Hi all,

I am happy that we have the correct integer handling for NEP 50 merged,
so the relevant parts of the proposal can now be tested. [1]

However, this has highlighted that NumPy has problems with applying the
"cast safety" logic to scalars.  We had discussed this a bit yesterday,
and this is an attempt to summarize the issue and thoughts on how to
"resolve" it.

This mainly affects Python int, float, and complex due to their special
handling with NEP 50.


NumPy has the cast safety concept for converting between different
dtypes:
  https://numpy.org/doc/stable/reference/generated/numpy.can_cast.html

It uses "same-kind" in ufuncs (users do not usually notice this unless
`out=` or `dtype=` is used).
NumPy otherwise tends to use "unsafe" for casts and assignments by
default which can lead to undefined/strange results at times.


Since casts/assignment use "unsafe" casting, scalars are often
converted in a non-safe way.  However, there are certain exceptions:

    np.arange(5)[3] = np.nan  # Errors (an unsafe cast would not)

More importantly, NEP 50 requires the following to error:

    np.uint8(3) + 5000  # 5000 cannot be converted to uint8

And we just put in a deprecation that would always disallow the above!
But what would the answer to:

    np.can_cast(5000, np.uint8, casting="safe/same_kind/unsafe")

be?  And how to resolve the fact that casting scalars and arrays has a
different notion of "safety"?

I could imagine two main approaches:

* cast-safety doesn't apply to scalar conversions, they are whatever
  they currently are (sometimes unsafe, sometimes same-kind, but
  strictly safe for integer assignments).
  `np.can_cast(5000, np.uint8)` just errors out.  We have an assignment
  "safety" that is independent of casting safety.

  For `np.add(np.uint8(5), 100, casting="safe")` the "safe" (or
  other modes) simply doesn't make sense for the `100` since
  effectively the assignment "safety" is used.

* Scalar conversions also have a cast-safety and it may inspect the
  value.

The problem with defining cast-safety for scalar conversion is not
implementing it, but rather how to (not?) resolve the inconsistencies.

Even if we change the default casting for assignments to "same kind" (a
deprecation also applied to arrays):

    int8_arr[3] = 5000

should presumably be an error (not even "unsafe"), but:

    np.can_cast(np.int64, np.int8, casting="same_kind")
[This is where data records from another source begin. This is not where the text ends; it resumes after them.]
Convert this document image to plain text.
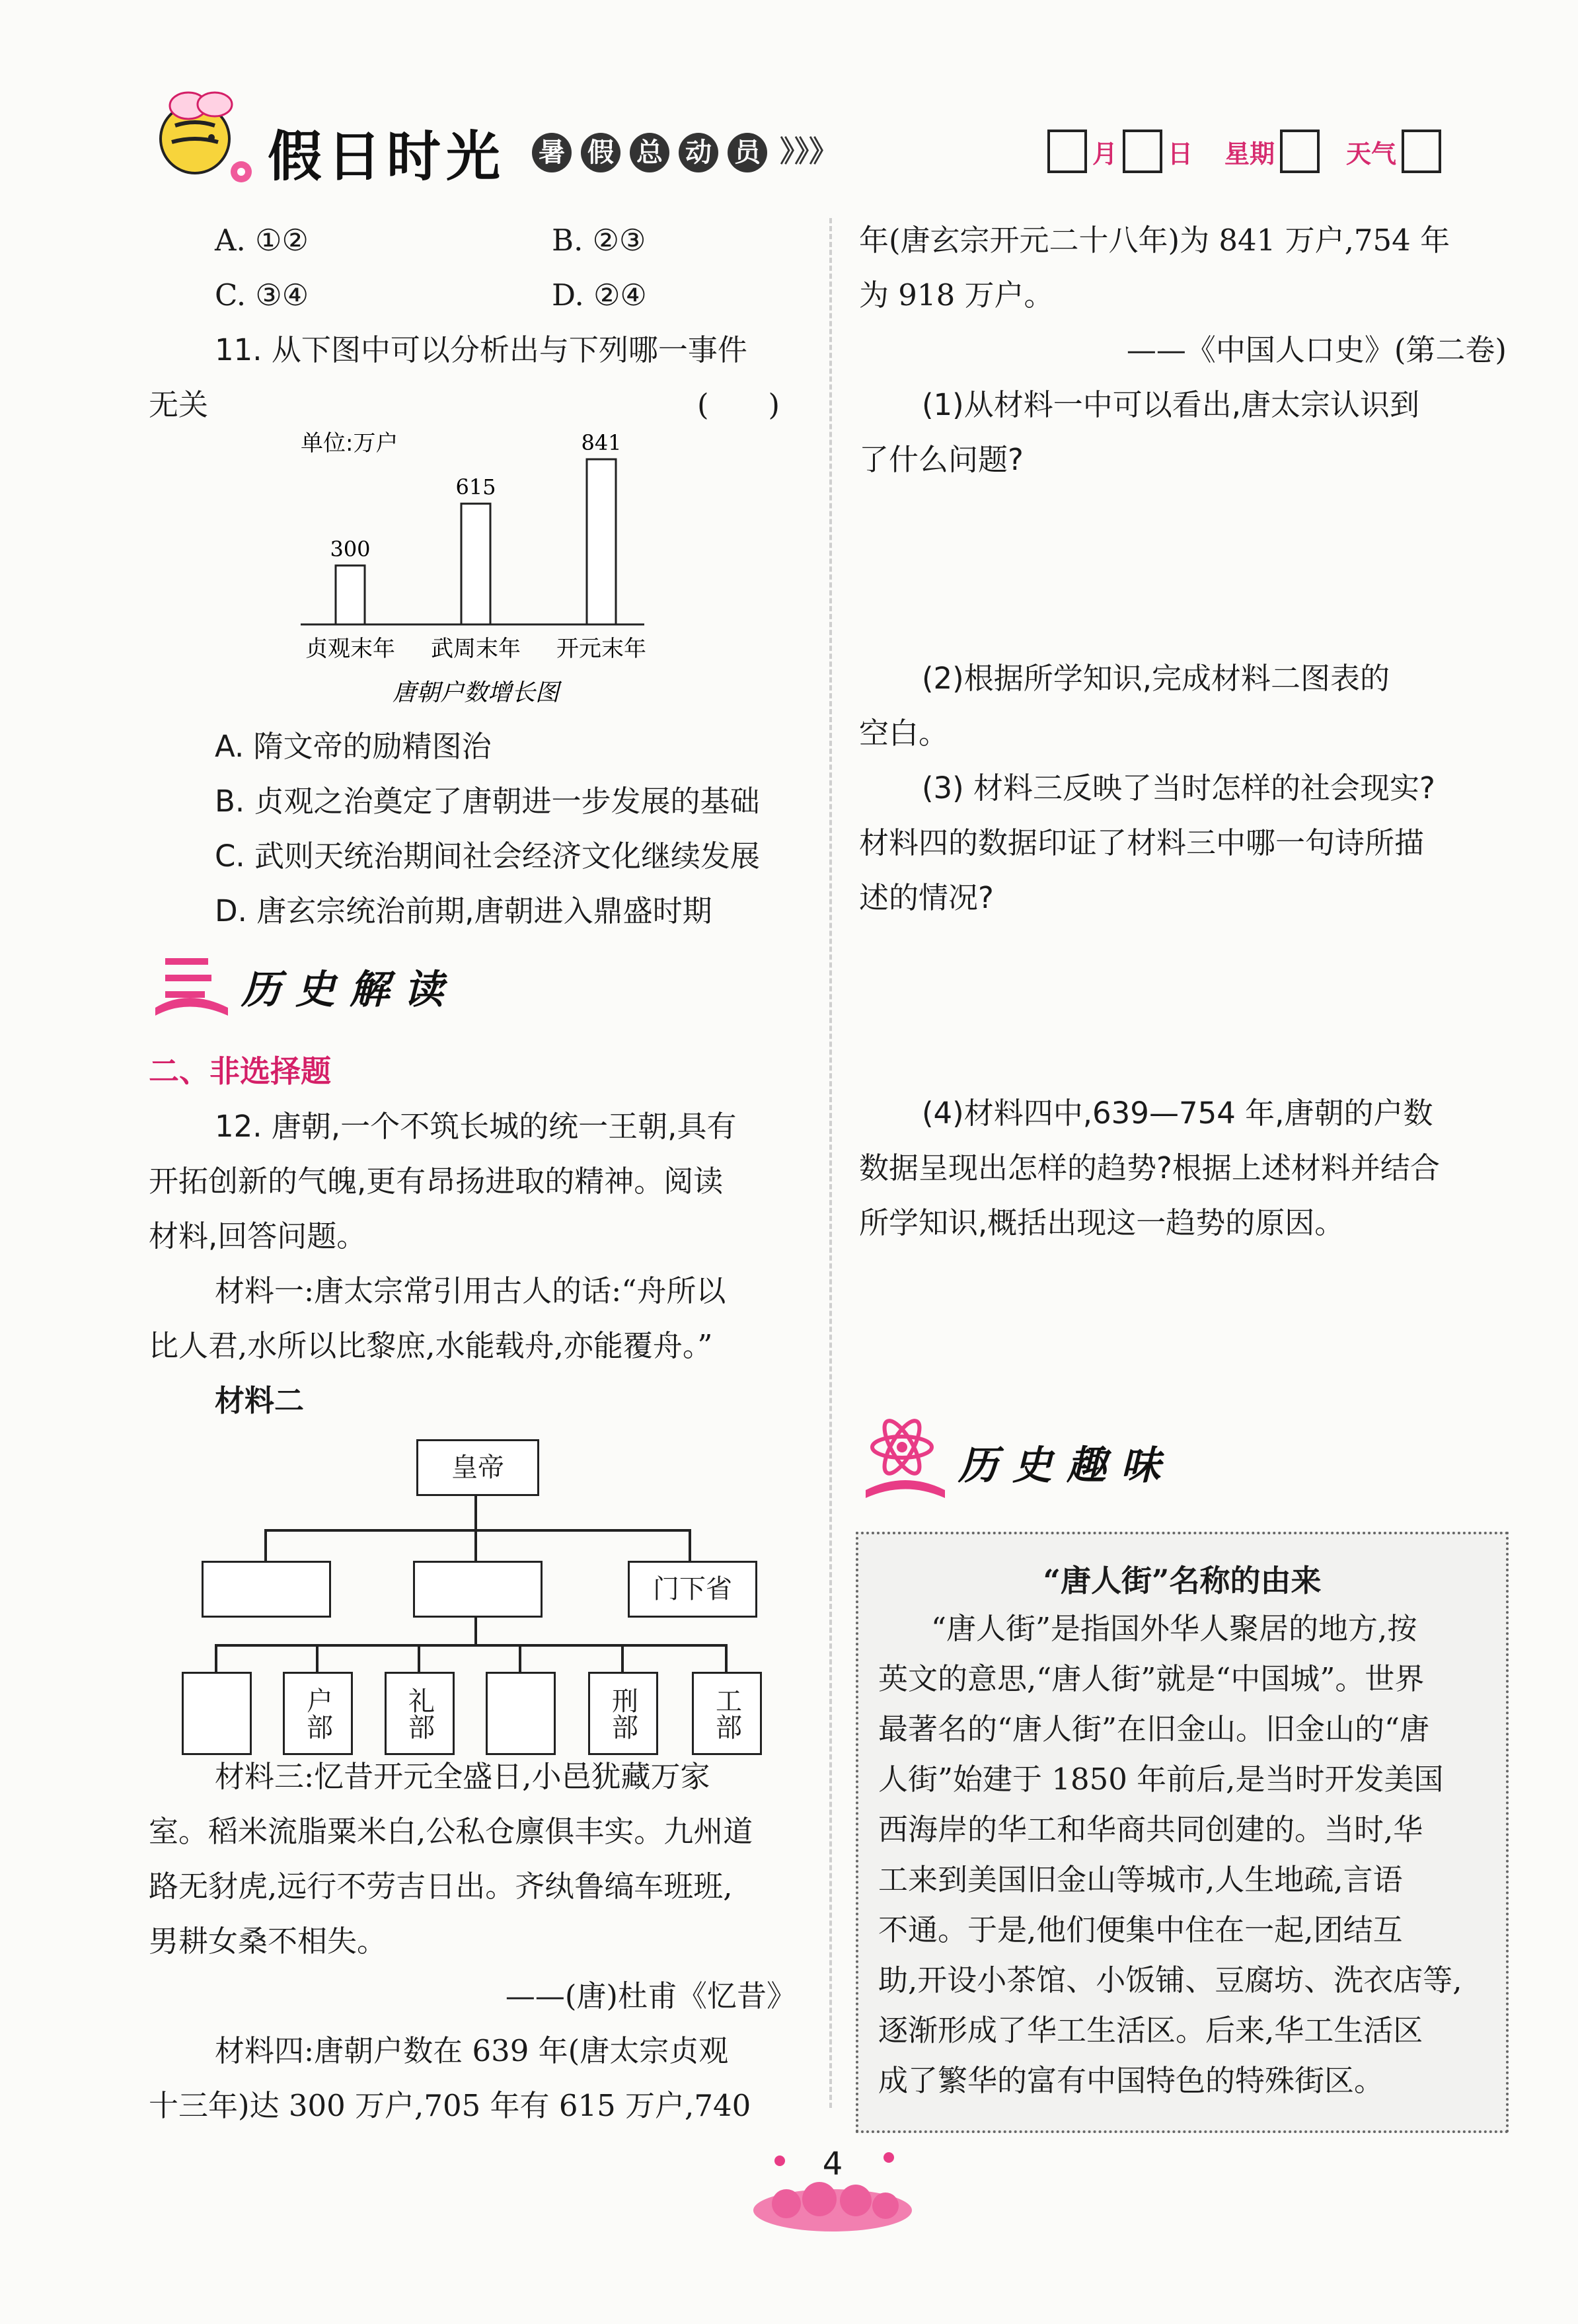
假日时光 暑 假 总 动 员 》》》	月 日 星期	天气
A. ①②	B. ②③
C. ③④	D. ②④
11. 从下图中可以分析出与下列哪一事件
无关	(　　)
单位:万户
300
贞观末年
615
武周末年
841
开元末年
唐朝户数增长图
A. 隋文帝的励精图治
B. 贞观之治奠定了唐朝进一步发展的基础
C. 武则天统治期间社会经济文化继续发展
D. 唐玄宗统治前期,唐朝进入鼎盛时期
历史解读
二、非选择题
12. 唐朝,一个不筑长城的统一王朝,具有
开拓创新的气魄,更有昂扬进取的精神。阅读
材料,回答问题。
材料一:唐太宗常引用古人的话:“舟所以
比人君,水所以比黎庶,水能载舟,亦能覆舟。”
材料二
皇帝
门下省
户部	礼部	刑部	工部
材料三:忆昔开元全盛日,小邑犹藏万家
室。稻米流脂粟米白,公私仓廪俱丰实。九州道
路无豺虎,远行不劳吉日出。齐纨鲁缟车班班,
男耕女桑不相失。
——(唐)杜甫《忆昔》
材料四:唐朝户数在 639 年(唐太宗贞观
十三年)达 300 万户,705 年有 615 万户,740
年(唐玄宗开元二十八年)为 841 万户,754 年
为 918 万户。
——《中国人口史》(第二卷)
(1)从材料一中可以看出,唐太宗认识到
了什么问题?
(2)根据所学知识,完成材料二图表的
空白。
(3) 材料三反映了当时怎样的社会现实?
材料四的数据印证了材料三中哪一句诗所描
述的情况?
(4)材料四中,639—754 年,唐朝的户数
数据呈现出怎样的趋势?根据上述材料并结合
所学知识,概括出现这一趋势的原因。
历史趣味
“唐人街”名称的由来
“唐人街”是指国外华人聚居的地方,按
英文的意思,“唐人街”就是“中国城”。世界
最著名的“唐人街”在旧金山。旧金山的“唐
人街”始建于 1850 年前后,是当时开发美国
西海岸的华工和华商共同创建的。当时,华
工来到美国旧金山等城市,人生地疏,言语
不通。于是,他们便集中住在一起,团结互
助,开设小茶馆、小饭铺、豆腐坊、洗衣店等,
逐渐形成了华工生活区。后来,华工生活区
成了繁华的富有中国特色的特殊街区。
4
returns `True` (an int64 could be 5000 as well), and `same_kind` is
what ufuncs also use.


I don't have a clear plan on this right now, my best thought is that we
live with the inconsistency:

    np.can_cast(100, np.int8)

would be "safe" while:

    np.can_cast(100., np.int8)

would be "unsafe" (and other conversions through `__int__`).  And:

    np.can_cast(1000, dtype=np.int8) 

would always return `False` (the assignment would fail), even though
that is not what would happen when casting integers.
More confusingly, maybe:

    np.can_cast(1000., dtype=npint8)

is "unsafe" and making it an error (completely unsafe) might be a
future deprecation.

That would add a cast-safety that is slightly inconsistent between
Python integer and NumPy integers

Cheers,

Sebastian



[1] The NEP: https://numpy.org/neps/nep-0050-scalar-promotion.html

The new part is mainly that `np.uint8(5) + 300` will now give the
proposed error (when opting in).
Calls that use `casting=` or `can_cast()` may not have the fully
correct future behavior, but these should be very niche.


[2] A bit tricky to define, but right now:

      arr.astype(new_dtype, casting="safe").astype(arr.dtype)

    should always round-trip correctly.